Storytelling is fundamental to the human search for meaning.” ~ Mary Catherine Bateson

I actually just read this quote in another cancer blog – Our Cancer – sponsored by NPR.  It reminded me of how important storytelling is in framing our experiences.  During my twenty-some years as a nurse, I have spent countless quiet hours listening to stories told by my patients.

I spent six years working in psychiatry.  For these patients struggling with emotional and mental stresses, storytelling actually becomes the central work of their therapy.  It is an effort to revisit pivotal moments of their lives, to retell these moments in the present in order to try and reveal something about the particular event that shed light on the crisis they now found themselves in.  The importance and preciousness of their stories was many times glaring.  Numerous conversations were prefaced by the words “I’m going to tell you something that I have never told anyone else.”

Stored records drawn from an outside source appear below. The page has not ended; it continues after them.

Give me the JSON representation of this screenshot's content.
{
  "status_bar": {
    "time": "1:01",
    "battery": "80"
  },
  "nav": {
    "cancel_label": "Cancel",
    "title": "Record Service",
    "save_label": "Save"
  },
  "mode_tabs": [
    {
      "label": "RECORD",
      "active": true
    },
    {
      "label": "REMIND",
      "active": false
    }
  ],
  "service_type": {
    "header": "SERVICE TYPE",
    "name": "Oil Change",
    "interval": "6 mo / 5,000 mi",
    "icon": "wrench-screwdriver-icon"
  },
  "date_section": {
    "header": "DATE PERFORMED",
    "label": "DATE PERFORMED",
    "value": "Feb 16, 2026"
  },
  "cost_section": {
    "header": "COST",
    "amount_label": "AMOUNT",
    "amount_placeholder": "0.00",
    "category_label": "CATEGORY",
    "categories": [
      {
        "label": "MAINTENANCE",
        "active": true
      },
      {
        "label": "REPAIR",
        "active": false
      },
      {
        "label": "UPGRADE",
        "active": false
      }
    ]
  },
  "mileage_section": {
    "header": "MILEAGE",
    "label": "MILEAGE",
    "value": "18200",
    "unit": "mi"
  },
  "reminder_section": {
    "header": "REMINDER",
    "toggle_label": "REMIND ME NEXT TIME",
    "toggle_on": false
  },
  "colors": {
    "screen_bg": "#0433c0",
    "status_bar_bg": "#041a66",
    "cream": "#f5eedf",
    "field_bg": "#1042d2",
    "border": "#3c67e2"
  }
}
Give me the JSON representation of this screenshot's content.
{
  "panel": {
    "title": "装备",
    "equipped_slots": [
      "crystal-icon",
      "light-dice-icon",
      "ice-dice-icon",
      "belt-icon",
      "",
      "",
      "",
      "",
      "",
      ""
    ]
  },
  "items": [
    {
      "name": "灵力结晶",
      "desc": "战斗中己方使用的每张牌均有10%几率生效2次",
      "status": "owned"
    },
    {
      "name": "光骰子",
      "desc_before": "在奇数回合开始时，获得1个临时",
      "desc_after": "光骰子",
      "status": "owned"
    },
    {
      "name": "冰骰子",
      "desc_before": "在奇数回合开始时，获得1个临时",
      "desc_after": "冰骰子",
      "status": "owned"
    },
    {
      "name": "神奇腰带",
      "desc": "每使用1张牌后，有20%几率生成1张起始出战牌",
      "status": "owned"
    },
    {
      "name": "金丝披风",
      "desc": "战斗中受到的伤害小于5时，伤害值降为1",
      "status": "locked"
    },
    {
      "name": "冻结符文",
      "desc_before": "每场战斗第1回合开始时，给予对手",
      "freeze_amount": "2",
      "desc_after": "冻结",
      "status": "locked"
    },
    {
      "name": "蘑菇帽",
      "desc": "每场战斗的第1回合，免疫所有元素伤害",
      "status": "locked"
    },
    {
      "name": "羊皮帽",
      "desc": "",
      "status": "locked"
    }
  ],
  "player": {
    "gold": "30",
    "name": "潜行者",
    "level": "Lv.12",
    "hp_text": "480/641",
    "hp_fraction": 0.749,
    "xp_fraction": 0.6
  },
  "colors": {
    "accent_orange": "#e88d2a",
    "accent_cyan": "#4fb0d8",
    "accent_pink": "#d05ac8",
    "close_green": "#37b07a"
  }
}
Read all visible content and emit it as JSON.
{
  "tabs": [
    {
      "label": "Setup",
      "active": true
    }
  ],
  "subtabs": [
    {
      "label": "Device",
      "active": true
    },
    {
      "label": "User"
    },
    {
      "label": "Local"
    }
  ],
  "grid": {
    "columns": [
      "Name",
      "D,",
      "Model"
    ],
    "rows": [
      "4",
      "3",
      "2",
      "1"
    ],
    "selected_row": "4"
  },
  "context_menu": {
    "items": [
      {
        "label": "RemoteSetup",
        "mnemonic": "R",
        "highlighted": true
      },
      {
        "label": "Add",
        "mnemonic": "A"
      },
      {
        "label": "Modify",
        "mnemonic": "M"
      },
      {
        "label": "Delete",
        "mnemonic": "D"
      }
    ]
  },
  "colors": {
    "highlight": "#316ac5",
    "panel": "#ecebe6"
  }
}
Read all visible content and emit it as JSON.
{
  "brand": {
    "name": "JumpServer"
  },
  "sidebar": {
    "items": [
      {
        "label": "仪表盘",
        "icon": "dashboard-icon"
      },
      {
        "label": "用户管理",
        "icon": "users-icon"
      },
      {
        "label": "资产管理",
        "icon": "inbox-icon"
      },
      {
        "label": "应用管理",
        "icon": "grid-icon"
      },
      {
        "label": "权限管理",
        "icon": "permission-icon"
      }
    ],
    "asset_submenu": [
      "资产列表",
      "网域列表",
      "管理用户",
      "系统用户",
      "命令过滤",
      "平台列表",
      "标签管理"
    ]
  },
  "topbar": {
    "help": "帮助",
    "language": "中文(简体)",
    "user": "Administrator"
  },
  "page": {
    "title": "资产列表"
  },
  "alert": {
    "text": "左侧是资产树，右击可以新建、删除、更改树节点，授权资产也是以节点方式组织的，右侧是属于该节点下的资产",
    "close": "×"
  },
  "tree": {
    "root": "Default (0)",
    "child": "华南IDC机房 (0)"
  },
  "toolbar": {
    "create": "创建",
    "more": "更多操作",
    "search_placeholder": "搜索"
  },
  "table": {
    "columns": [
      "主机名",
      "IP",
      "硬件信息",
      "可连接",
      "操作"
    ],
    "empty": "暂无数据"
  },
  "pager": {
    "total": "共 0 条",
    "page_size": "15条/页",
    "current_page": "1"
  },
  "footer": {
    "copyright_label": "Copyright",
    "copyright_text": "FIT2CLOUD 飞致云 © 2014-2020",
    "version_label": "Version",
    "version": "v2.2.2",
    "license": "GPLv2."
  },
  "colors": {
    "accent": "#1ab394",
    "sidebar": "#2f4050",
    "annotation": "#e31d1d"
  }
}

I think that in much the same way we persons with cancer look for ways and opportunities to tell our stories. I suspect that this is the underlying intent behind many cancer blogs.  But in other numerous smaller, less organized ways we seek to tell our tale.  It is what we run through when family amd friends call us up and ask about our progress, our latest round of chemotherapy, our most recent series of radiation treatments.  We patiently, sometimes enthusiastically recount the details – what the nurses said, how the oncologist looked at you after you said something odd, what the research article that you found on the internet seemed to say, how your spouse reacted when you started to vomit, how you felt when you first looked in the mirror after losing your hair.

And throughout this narrative we strive to weave details of our normal lives – how it was raining when you got to the clinic, that you were anxious when they had trouble starting the IV because that would make your chemotherapy late and you had to pick the kids up from school, how you needed to call the insurance company to question something on that last statement but you were just too tired.  Our experience is this strange mixture of the unreal and the mundane.  Our life needs to go on just as before even though it has been tilted crazily off balance.

And so we use stories to sort this all out.  We use storytelling as a means to somehow restore, at least partially, balance to our life that is wanting to spin madly in some other direction.

Stories are also our means on connecting.  They are part of the way in which we pull back on relationships that we sometimes fear might also tend to spin away.  For some of us, normally bound closer to our introverted selves, storytelling becomes a means of building new connections as we seek new meanings to the lonely, neglected corners of our lives.  It is a vocal, concrete expression of reaching out because at the heart of these things we do not want to go through this alone.  We do not want to be this cancer alone.  We do not want to succeed or to fail without witnesses to our suffering, our fears, our struggles, our triumphs, God willing.

I guess that is one of the thing I thought this blog could be – a compilation of stories, a depository of reflections and meditations from a wide variety of people.  People who before these events may have had little in common.  But people who, in having been transformed by cancer, have been brought together by commonalities now too precious and too personal.  I thought that, like other found places on the web, a small community could be built.

And so I invite you, no, encourage you to tell your story.  Not your whole story necessarily but the bits and pieces that so magically happen to fit some comment or anecdote that you might read here.  There is nothing to loose and so little to risk.  And what you might gain is a sense of community, of not going through this alone, of having been where many others have gone before and are just now preparing to go.  What you can give to others with your storytelling can be a comfort  and a blessing.  Let us share.